Wednesday, May 06, 2009

Reverse Engineering Jobs to Lower Costs Yet Maintain Quality

Part Five/US Hospitals can't easily reduce their personnel costs...Indian hospitals already have

There are literally hundreds of healthcare professional societies in the US. There are hospital associations and societies for every imaginable job type. They all have various certifications and annual meetings and accreditations which seem to become inexorably woven into the human resource job descriptions over time.

When you diligently work at creating standards that require the most expensive human resource cost inputs for a given task...under the wildly waving banner of quality care ...you end up with some very expensive procedures. In the US, these costs are passed on year after year as reasonable and customary.
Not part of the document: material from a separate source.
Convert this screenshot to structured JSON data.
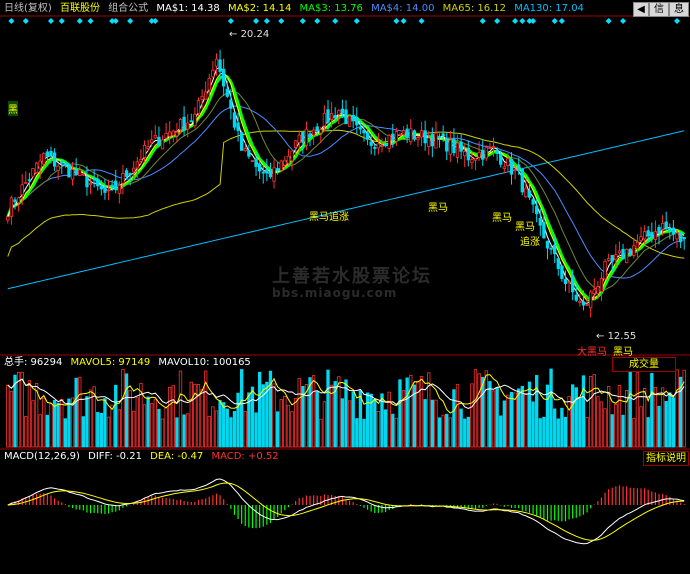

In India, where there is negligible market penetration by insurance carriers, patients are payers are better able to shop for medical procedures by comparing prices. In this true healthcare market, there is a continuous drive for maintaining quality and lower costs. To this end, hospitals have adopted the strategy of "de-skilling."

De-skilling is the mirror image of the US healthcare labor strategy. Every procedural function is reverse engineered, to determine the lowest level of training needed for a given task. De-skilling not only cuts costs by substituting lower-cost labor when possible, but it also addresses local labor shortages in skilled and trained personnel.

This is yet another cost saving strategy that would be nearly impossible to adopt in the US, as any gains realized would be wiped out with the very first law suit alleging failure to provide the prevailing standard of personnel for a task.